Scientists Have Used DNA To Solve The Mystery Of The Yeti

The modern world, complete with huge advances in technology and exploration, can often feel like it leaves little to the imagination.

And now a new scientific study has dispelled yet another long-standing myth, that the abominable snowman (or yeti, depending on who you ask) doesn’t actually exist.

Next thing they’ll be telling us the Loch Ness monster is fake too.

The tall ape-like creature, believed to inhabit the high mountains of Asia, has long been discussed in the mythology of Nepal and Tibet.

With sightings reported for centuries, footprints meticulously photographed by Everest expeditions, and even stories of people being taken hostage by the mysterious beast.

But as it turns out, it was probably just a bear.

The team from the University of Buffalo studied nine supposed samples of ‘yeti’ that have been collected over the years in the Himalayas and Tibetan plateau.

Some had been kept as monastic relics and others simply found in abandoned caves.

Provided by a British production company, Icon Films, who had been using the samples in an ‘Animal Planet’ special (2016), Charlotte Lindqvist and her team did a series of genetic tests on the bones, teeth, hair, skin and fecal matter.
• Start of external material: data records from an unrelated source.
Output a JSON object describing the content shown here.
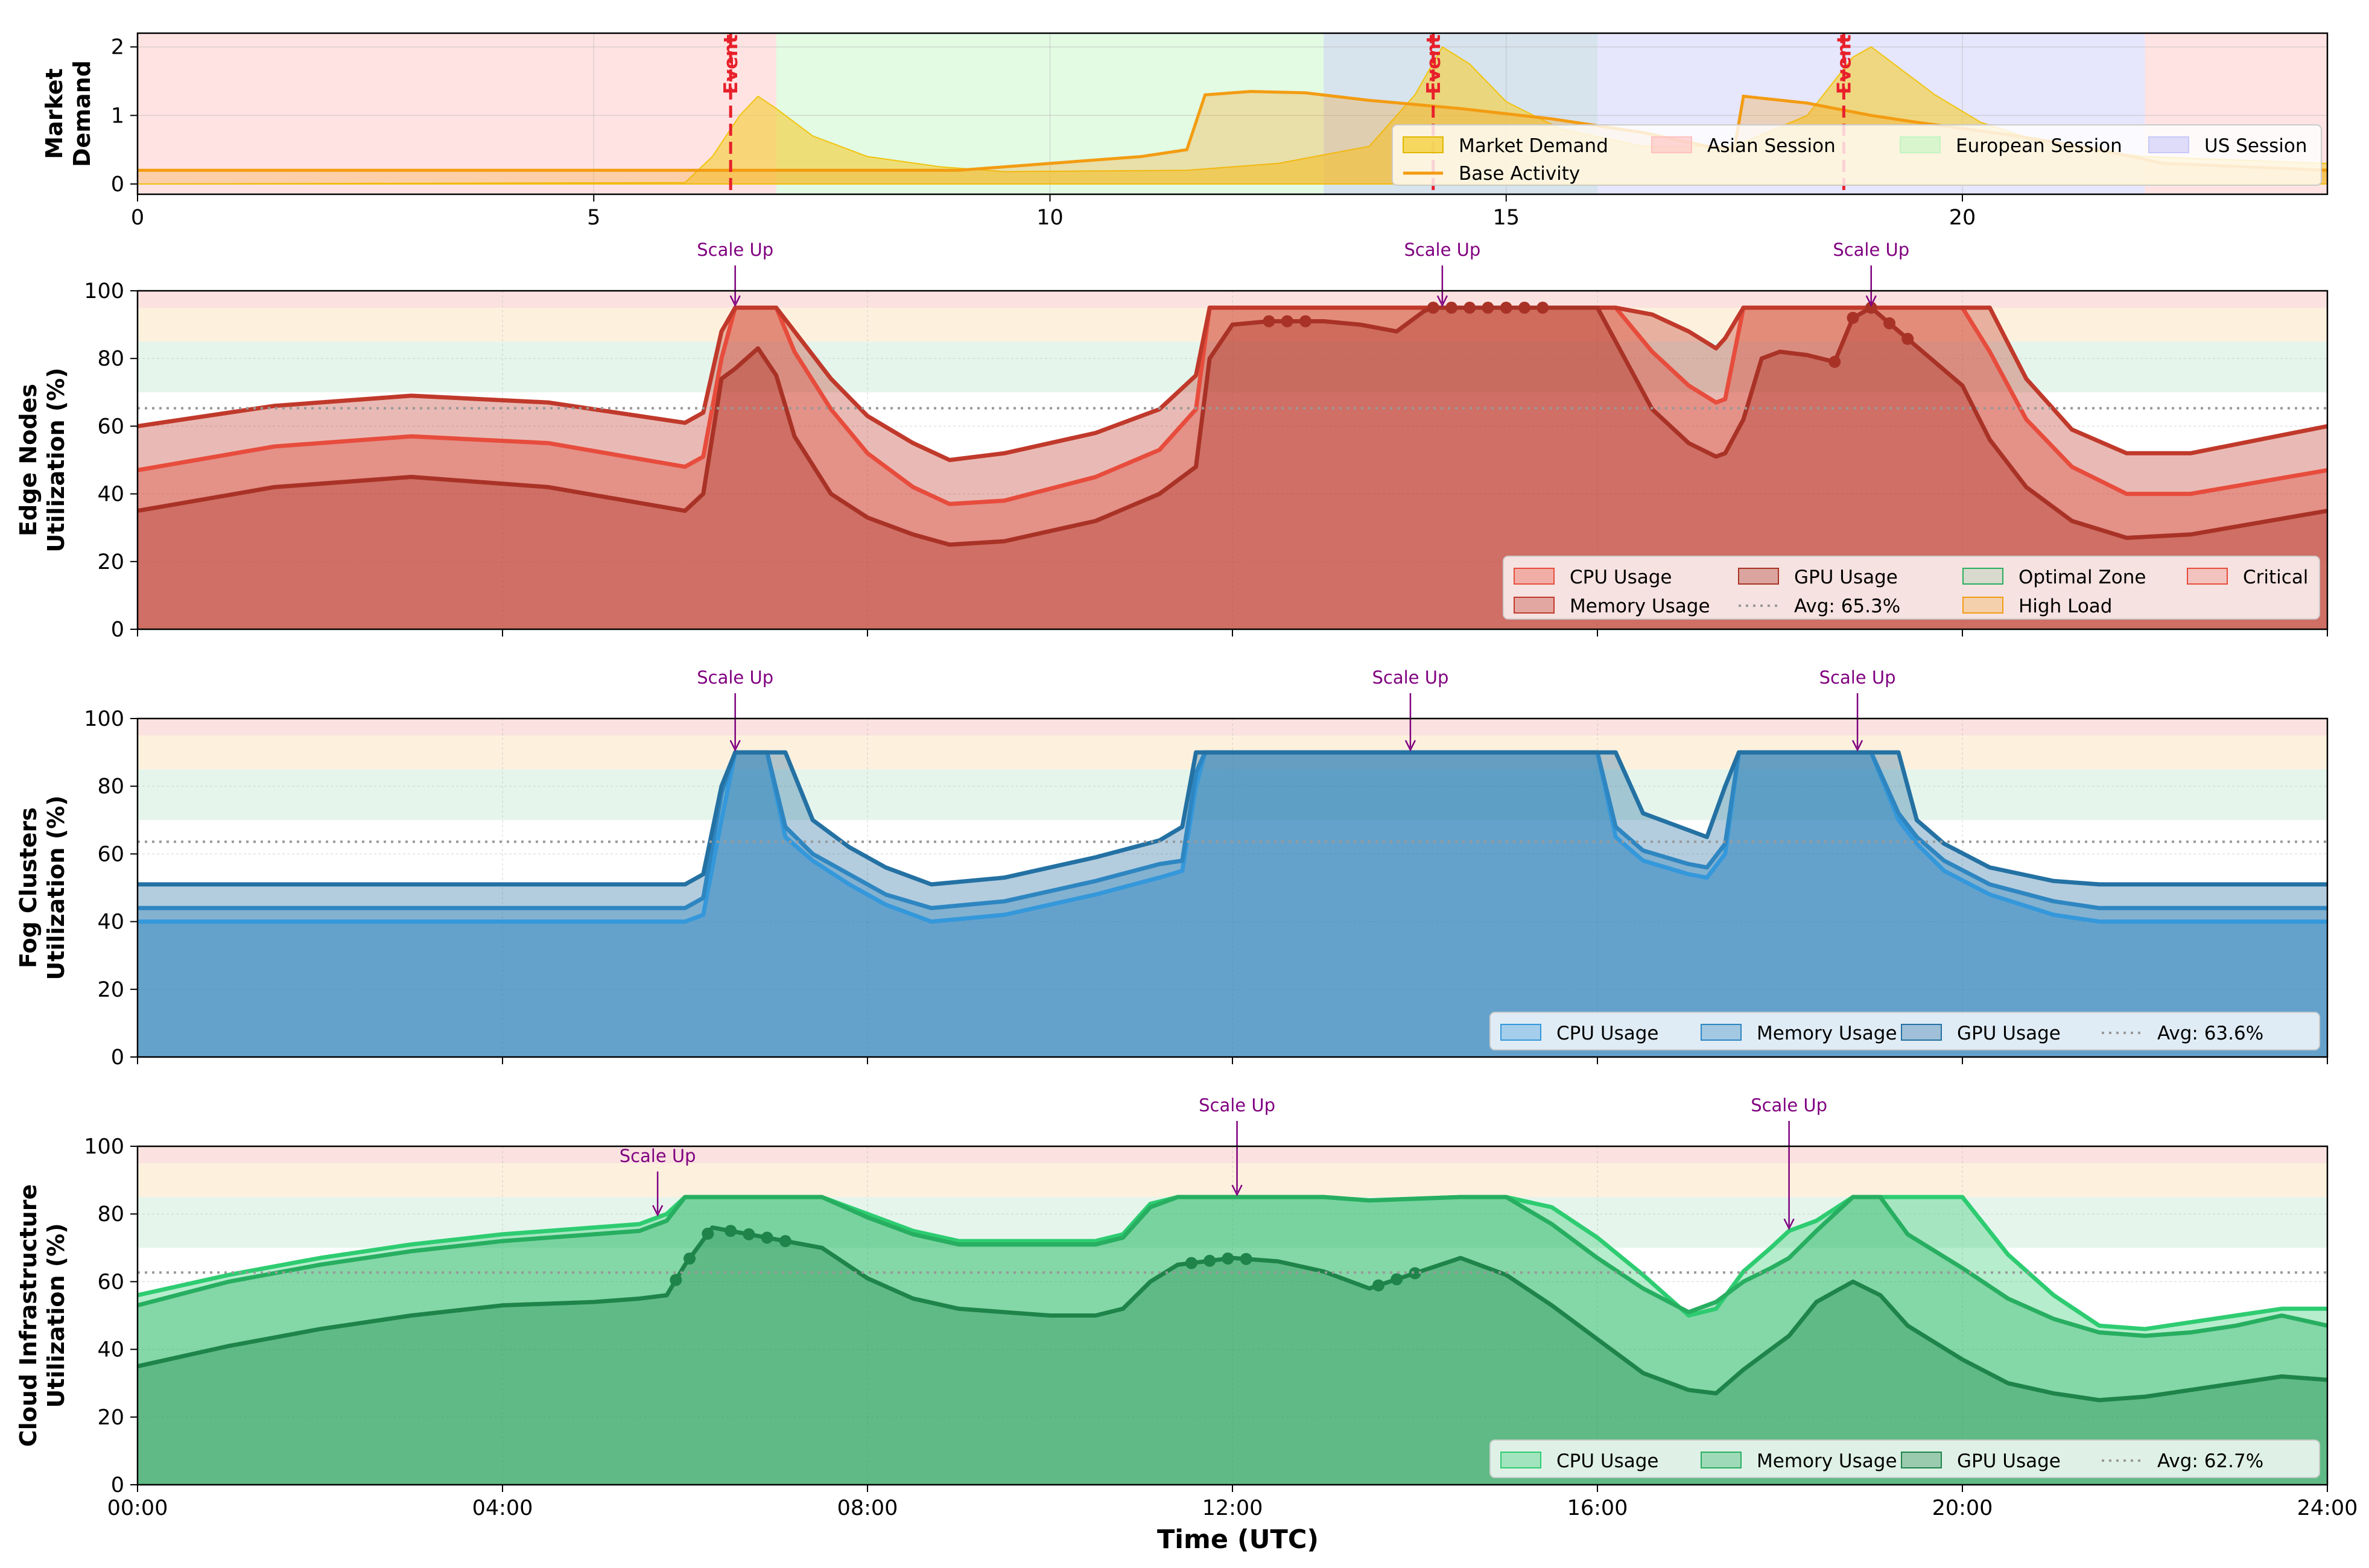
{
  "figure": {
    "xlabel": "Time (UTC)"
  },
  "chart_data": [
    {
      "type": "area",
      "id": "market",
      "ylabel": "Market\nDemand",
      "xlim": [
        0,
        24
      ],
      "ylim": [
        -0.15,
        2.2
      ],
      "xticks": [
        0,
        5,
        10,
        15,
        20
      ],
      "yticks": [
        0,
        1,
        2
      ],
      "sessions": [
        {
          "name": "Asian Session",
          "start": 0,
          "end": 7,
          "color": "#ffc0c0"
        },
        {
          "name": "Asian Session",
          "start": 22,
          "end": 24,
          "color": "#ffc0c0"
        },
        {
          "name": "European Session",
          "start": 7,
          "end": 16,
          "color": "#c2f5c2"
        },
        {
          "name": "US Session",
          "start": 13,
          "end": 22,
          "color": "#c8c8f8"
        }
      ],
      "events": [
        {
          "x": 6.5,
          "label": "Event"
        },
        {
          "x": 14.2,
          "label": "Event"
        },
        {
          "x": 18.7,
          "label": "Event"
        }
      ],
      "series": [
        {
          "name": "Market Demand",
          "x": [
            0,
            6,
            6.3,
            6.6,
            6.8,
            7.0,
            7.4,
            8.0,
            8.8,
            9.5,
            11.5,
            12.5,
            13.5,
            14.0,
            14.3,
            14.6,
            15.0,
            15.6,
            16.5,
            17.5,
            18.3,
            18.8,
            19.0,
            19.3,
            19.7,
            20.2,
            21.0,
            22.0,
            24.0
          ],
          "values": [
            0.0,
            0.02,
            0.4,
            1.0,
            1.28,
            1.1,
            0.7,
            0.4,
            0.25,
            0.18,
            0.2,
            0.3,
            0.55,
            1.3,
            2.0,
            1.75,
            1.2,
            0.8,
            0.55,
            0.55,
            1.0,
            1.85,
            2.0,
            1.7,
            1.3,
            0.9,
            0.55,
            0.4,
            0.3
          ]
        },
        {
          "name": "Base Activity",
          "x": [
            0,
            8.5,
            9,
            10,
            11,
            11.5,
            11.7,
            12.2,
            12.8,
            13.5,
            14.5,
            15.5,
            16.5,
            17.2,
            17.5,
            17.6,
            18.3,
            19.0,
            19.5,
            20.5,
            21.5,
            22.2,
            24
          ],
          "values": [
            0.2,
            0.2,
            0.2,
            0.3,
            0.4,
            0.5,
            1.3,
            1.35,
            1.33,
            1.22,
            1.1,
            0.95,
            0.75,
            0.55,
            0.5,
            1.28,
            1.18,
            1.0,
            0.9,
            0.72,
            0.5,
            0.3,
            0.2
          ]
        }
      ],
      "legend": [
        "Market Demand",
        "Asian Session",
        "European Session",
        "US Session",
        "Base Activity"
      ]
    },
    {
      "type": "area",
      "id": "edge",
      "ylabel": "Edge Nodes\nUtilization (%)",
      "ylim": [
        0,
        100
      ],
      "yticks": [
        0,
        20,
        40,
        60,
        80,
        100
      ],
      "avg": 65.3,
      "avg_label": "Avg: 65.3%",
      "scale_up_label": "Scale Up",
      "scale_up_x": [
        6.55,
        14.3,
        19.0
      ],
      "colors": {
        "cpu": "#e74c3c",
        "memory": "#c0392b",
        "gpu": "#a93226"
      },
      "x": [
        0,
        1.5,
        3,
        4.5,
        6,
        6.2,
        6.4,
        6.55,
        6.8,
        7.0,
        7.2,
        7.6,
        8.0,
        8.5,
        8.9,
        9.5,
        10.5,
        11.2,
        11.6,
        11.75,
        12.0,
        12.4,
        13.0,
        13.4,
        13.8,
        14.1,
        14.2,
        16.0,
        16.2,
        16.6,
        17.0,
        17.3,
        17.4,
        17.6,
        17.8,
        18.0,
        18.3,
        18.6,
        18.8,
        19.0,
        20.0,
        20.3,
        20.7,
        21.2,
        21.8,
        22.5,
        24
      ],
      "series": [
        {
          "name": "CPU Usage",
          "values": [
            47,
            54,
            57,
            55,
            48,
            51,
            80,
            95,
            95,
            95,
            82,
            65,
            52,
            42,
            37,
            38,
            45,
            53,
            65,
            95,
            95,
            95,
            95,
            95,
            95,
            95,
            95,
            95,
            95,
            82,
            72,
            67,
            68,
            95,
            95,
            95,
            95,
            95,
            95,
            95,
            95,
            82,
            62,
            48,
            40,
            40,
            47
          ]
        },
        {
          "name": "Memory Usage",
          "values": [
            60,
            66,
            69,
            67,
            61,
            64,
            88,
            95,
            95,
            95,
            88,
            74,
            63,
            55,
            50,
            52,
            58,
            65,
            75,
            95,
            95,
            95,
            95,
            95,
            95,
            95,
            95,
            95,
            95,
            93,
            88,
            83,
            86,
            95,
            95,
            95,
            95,
            95,
            95,
            95,
            95,
            95,
            74,
            59,
            52,
            52,
            60
          ]
        },
        {
          "name": "GPU Usage",
          "values": [
            35,
            42,
            45,
            42,
            35,
            40,
            74,
            77,
            83,
            75,
            57,
            40,
            33,
            28,
            25,
            26,
            32,
            40,
            48,
            80,
            90,
            91,
            91,
            90,
            88,
            94,
            95,
            95,
            85,
            65,
            55,
            51,
            52,
            62,
            80,
            82,
            81,
            79,
            92,
            95,
            72,
            56,
            42,
            32,
            27,
            28,
            35
          ]
        }
      ],
      "markers": [
        {
          "series": "GPU Usage",
          "x": [
            12.4,
            12.6,
            12.8
          ]
        },
        {
          "series": "GPU Usage",
          "x": [
            14.2,
            14.4,
            14.6,
            14.8,
            15.0,
            15.2,
            15.4
          ]
        },
        {
          "series": "GPU Usage",
          "x": [
            18.6,
            18.8,
            19.0,
            19.2,
            19.4
          ]
        }
      ],
      "legend": [
        "CPU Usage",
        "GPU Usage",
        "Optimal Zone",
        "Critical",
        "Memory Usage",
        "Avg: 65.3%",
        "High Load"
      ]
    },
    {
      "type": "area",
      "id": "fog",
      "ylabel": "Fog Clusters\nUtilization (%)",
      "ylim": [
        0,
        100
      ],
      "yticks": [
        0,
        20,
        40,
        60,
        80,
        100
      ],
      "avg": 63.6,
      "avg_label": "Avg: 63.6%",
      "scale_up_label": "Scale Up",
      "scale_up_x": [
        6.55,
        13.95,
        18.85
      ],
      "colors": {
        "cpu": "#3498db",
        "memory": "#2e86c1",
        "gpu": "#2471a3"
      },
      "x": [
        0,
        6.0,
        6.2,
        6.4,
        6.55,
        6.9,
        7.1,
        7.4,
        7.8,
        8.2,
        8.7,
        9.5,
        10.5,
        11.2,
        11.45,
        11.6,
        11.7,
        16.0,
        16.2,
        16.5,
        17.0,
        17.2,
        17.4,
        17.55,
        19.0,
        19.3,
        19.5,
        19.8,
        20.3,
        21.0,
        21.5,
        24
      ],
      "series": [
        {
          "name": "CPU Usage",
          "values": [
            40,
            40,
            42,
            70,
            90,
            90,
            65,
            58,
            51,
            45,
            40,
            42,
            48,
            53,
            55,
            80,
            90,
            90,
            65,
            58,
            54,
            53,
            60,
            90,
            90,
            70,
            63,
            55,
            48,
            42,
            40,
            40
          ]
        },
        {
          "name": "Memory Usage",
          "values": [
            44,
            44,
            47,
            78,
            90,
            90,
            68,
            60,
            54,
            48,
            44,
            46,
            52,
            57,
            58,
            84,
            90,
            90,
            68,
            61,
            57,
            56,
            63,
            90,
            90,
            72,
            65,
            58,
            51,
            46,
            44,
            44
          ]
        },
        {
          "name": "GPU Usage",
          "values": [
            51,
            51,
            54,
            80,
            90,
            90,
            90,
            70,
            62,
            56,
            51,
            53,
            59,
            64,
            68,
            90,
            90,
            90,
            90,
            72,
            67,
            65,
            80,
            90,
            90,
            90,
            70,
            63,
            56,
            52,
            51,
            51
          ]
        }
      ],
      "legend": [
        "CPU Usage",
        "Memory Usage",
        "GPU Usage",
        "Avg: 63.6%"
      ]
    },
    {
      "type": "area",
      "id": "cloud",
      "ylabel": "Cloud Infrastructure\nUtilization (%)",
      "ylim": [
        0,
        100
      ],
      "yticks": [
        0,
        20,
        40,
        60,
        80,
        100
      ],
      "xticks": [
        "00:00",
        "04:00",
        "08:00",
        "12:00",
        "16:00",
        "20:00",
        "24:00"
      ],
      "avg": 62.7,
      "avg_label": "Avg: 62.7%",
      "scale_up_label": "Scale Up",
      "scale_up_x": [
        5.7,
        12.05,
        18.1
      ],
      "colors": {
        "cpu": "#2ecc71",
        "memory": "#27ae60",
        "gpu": "#1e8449"
      },
      "x": [
        0,
        1,
        2,
        3,
        4,
        5,
        5.5,
        5.8,
        6.0,
        6.3,
        7.5,
        8.0,
        8.5,
        9.0,
        10.0,
        10.5,
        10.8,
        11.1,
        11.4,
        12.0,
        12.5,
        13.0,
        13.5,
        14.5,
        15.0,
        15.5,
        16.0,
        16.5,
        17.0,
        17.3,
        17.6,
        17.9,
        18.1,
        18.4,
        18.8,
        19.1,
        19.4,
        20.0,
        20.5,
        21.0,
        21.5,
        22.0,
        22.5,
        23.0,
        23.5,
        24
      ],
      "series": [
        {
          "name": "CPU Usage",
          "values": [
            56,
            62,
            67,
            71,
            74,
            76,
            77,
            80,
            85,
            85,
            85,
            80,
            75,
            72,
            72,
            72,
            74,
            83,
            85,
            85,
            85,
            85,
            84,
            85,
            85,
            82,
            73,
            62,
            50,
            52,
            63,
            70,
            75,
            78,
            85,
            85,
            85,
            85,
            68,
            56,
            47,
            46,
            48,
            50,
            52,
            52
          ]
        },
        {
          "name": "Memory Usage",
          "values": [
            53,
            60,
            65,
            69,
            72,
            74,
            75,
            78,
            85,
            85,
            85,
            79,
            74,
            71,
            71,
            71,
            73,
            82,
            85,
            85,
            85,
            85,
            84,
            85,
            85,
            77,
            67,
            58,
            51,
            54,
            60,
            64,
            67,
            75,
            85,
            85,
            74,
            64,
            55,
            49,
            45,
            44,
            45,
            47,
            50,
            47
          ]
        },
        {
          "name": "GPU Usage",
          "values": [
            35,
            41,
            46,
            50,
            53,
            54,
            55,
            56,
            65,
            76,
            70,
            61,
            55,
            52,
            50,
            50,
            52,
            60,
            65,
            67,
            66,
            63,
            58,
            67,
            62,
            53,
            43,
            33,
            28,
            27,
            34,
            40,
            44,
            54,
            60,
            56,
            47,
            37,
            30,
            27,
            25,
            26,
            28,
            30,
            32,
            31
          ]
        }
      ],
      "markers": [
        {
          "series": "GPU Usage",
          "x": [
            5.9,
            6.05,
            6.25,
            6.5,
            6.7,
            6.9,
            7.1
          ]
        },
        {
          "series": "GPU Usage",
          "x": [
            11.55,
            11.75,
            11.95,
            12.15
          ]
        },
        {
          "series": "GPU Usage",
          "x": [
            13.6,
            13.8,
            14.0
          ]
        }
      ],
      "legend": [
        "CPU Usage",
        "Memory Usage",
        "GPU Usage",
        "Avg: 62.7%"
      ]
    }
  ]
}
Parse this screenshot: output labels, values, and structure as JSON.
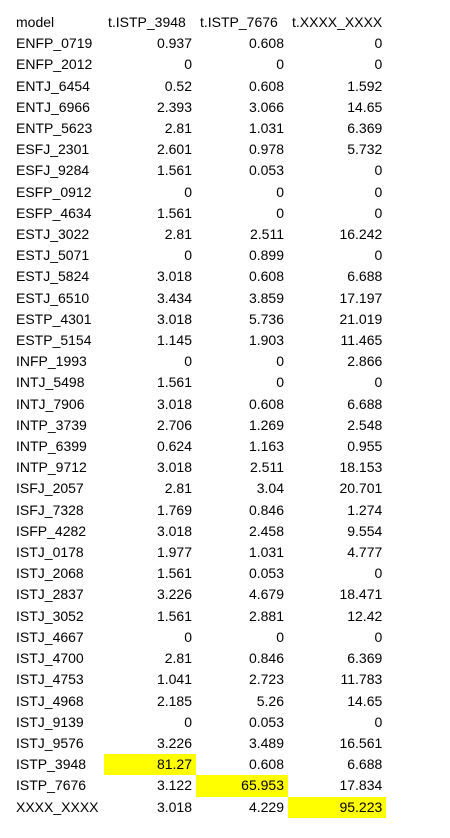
{
  "table": {
    "headers": [
      "model",
      "t.ISTP_3948",
      "t.ISTP_7676",
      "t.XXXX_XXXX"
    ],
    "highlight_color": "#ffff00",
    "rows": [
      {
        "model": "ENFP_0719",
        "a": "0.937",
        "b": "0.608",
        "c": "0"
      },
      {
        "model": "ENFP_2012",
        "a": "0",
        "b": "0",
        "c": "0"
      },
      {
        "model": "ENTJ_6454",
        "a": "0.52",
        "b": "0.608",
        "c": "1.592"
      },
      {
        "model": "ENTJ_6966",
        "a": "2.393",
        "b": "3.066",
        "c": "14.65"
      },
      {
        "model": "ENTP_5623",
        "a": "2.81",
        "b": "1.031",
        "c": "6.369"
      },
      {
        "model": "ESFJ_2301",
        "a": "2.601",
        "b": "0.978",
        "c": "5.732"
      },
      {
        "model": "ESFJ_9284",
        "a": "1.561",
        "b": "0.053",
        "c": "0"
      },
      {
        "model": "ESFP_0912",
        "a": "0",
        "b": "0",
        "c": "0"
      },
      {
        "model": "ESFP_4634",
        "a": "1.561",
        "b": "0",
        "c": "0"
      },
      {
        "model": "ESTJ_3022",
        "a": "2.81",
        "b": "2.511",
        "c": "16.242"
      },
      {
        "model": "ESTJ_5071",
        "a": "0",
        "b": "0.899",
        "c": "0"
      },
      {
        "model": "ESTJ_5824",
        "a": "3.018",
        "b": "0.608",
        "c": "6.688"
      },
      {
        "model": "ESTJ_6510",
        "a": "3.434",
        "b": "3.859",
        "c": "17.197"
      },
      {
        "model": "ESTP_4301",
        "a": "3.018",
        "b": "5.736",
        "c": "21.019"
      },
      {
        "model": "ESTP_5154",
        "a": "1.145",
        "b": "1.903",
        "c": "11.465"
      },
      {
        "model": "INFP_1993",
        "a": "0",
        "b": "0",
        "c": "2.866"
      },
      {
        "model": "INTJ_5498",
        "a": "1.561",
        "b": "0",
        "c": "0"
      },
      {
        "model": "INTJ_7906",
        "a": "3.018",
        "b": "0.608",
        "c": "6.688"
      },
      {
        "model": "INTP_3739",
        "a": "2.706",
        "b": "1.269",
        "c": "2.548"
      },
      {
        "model": "INTP_6399",
        "a": "0.624",
        "b": "1.163",
        "c": "0.955"
      },
      {
        "model": "INTP_9712",
        "a": "3.018",
        "b": "2.511",
        "c": "18.153"
      },
      {
        "model": "ISFJ_2057",
        "a": "2.81",
        "b": "3.04",
        "c": "20.701"
      },
      {
        "model": "ISFJ_7328",
        "a": "1.769",
        "b": "0.846",
        "c": "1.274"
      },
      {
        "model": "ISFP_4282",
        "a": "3.018",
        "b": "2.458",
        "c": "9.554"
      },
      {
        "model": "ISTJ_0178",
        "a": "1.977",
        "b": "1.031",
        "c": "4.777"
      },
      {
        "model": "ISTJ_2068",
        "a": "1.561",
        "b": "0.053",
        "c": "0"
      },
      {
        "model": "ISTJ_2837",
        "a": "3.226",
        "b": "4.679",
        "c": "18.471"
      },
      {
        "model": "ISTJ_3052",
        "a": "1.561",
        "b": "2.881",
        "c": "12.42"
      },
      {
        "model": "ISTJ_4667",
        "a": "0",
        "b": "0",
        "c": "0"
      },
      {
        "model": "ISTJ_4700",
        "a": "2.81",
        "b": "0.846",
        "c": "6.369"
      },
      {
        "model": "ISTJ_4753",
        "a": "1.041",
        "b": "2.723",
        "c": "11.783"
      },
      {
        "model": "ISTJ_4968",
        "a": "2.185",
        "b": "5.26",
        "c": "14.65"
      },
      {
        "model": "ISTJ_9139",
        "a": "0",
        "b": "0.053",
        "c": "0"
      },
      {
        "model": "ISTJ_9576",
        "a": "3.226",
        "b": "3.489",
        "c": "16.561"
      },
      {
        "model": "ISTP_3948",
        "a": "81.27",
        "b": "0.608",
        "c": "6.688",
        "highlight": "a"
      },
      {
        "model": "ISTP_7676",
        "a": "3.122",
        "b": "65.953",
        "c": "17.834",
        "highlight": "b"
      },
      {
        "model": "XXXX_XXXX",
        "a": "3.018",
        "b": "4.229",
        "c": "95.223",
        "highlight": "c"
      }
    ]
  }
}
They conclusively found that eight of them were from Asian black bears, Himalayan brown bears or Tibetan brown bears.

And the final one was just a dog.

Lindqvist, lead scientist on the study, said: “Clearly, a big part of the Yeti legend has to do with bears...our findings strongly suggest that the biological underpinnings of the Yeti legend can be found in local bears.”

Published in the Proceedings of the Royal Society B, it is not the first study into these samples but previous efforts did not use such complex genetic anaylsis and left questions unanswered.

This isn’t the only place that science has dispelled century-old myths.

In Africa in the early twentieth century British researchers described the ‘African unicorn’ which turned out to be an okapi - a giraffe relative that looks like a mix between that animal and a zebra and a horse.

And in Australia scholars speculated that aboriginal references in ‘dreamtime’ mythology may have drawn from ancient encounters with real megafauna or their remains, known today from Australia’s fossil record.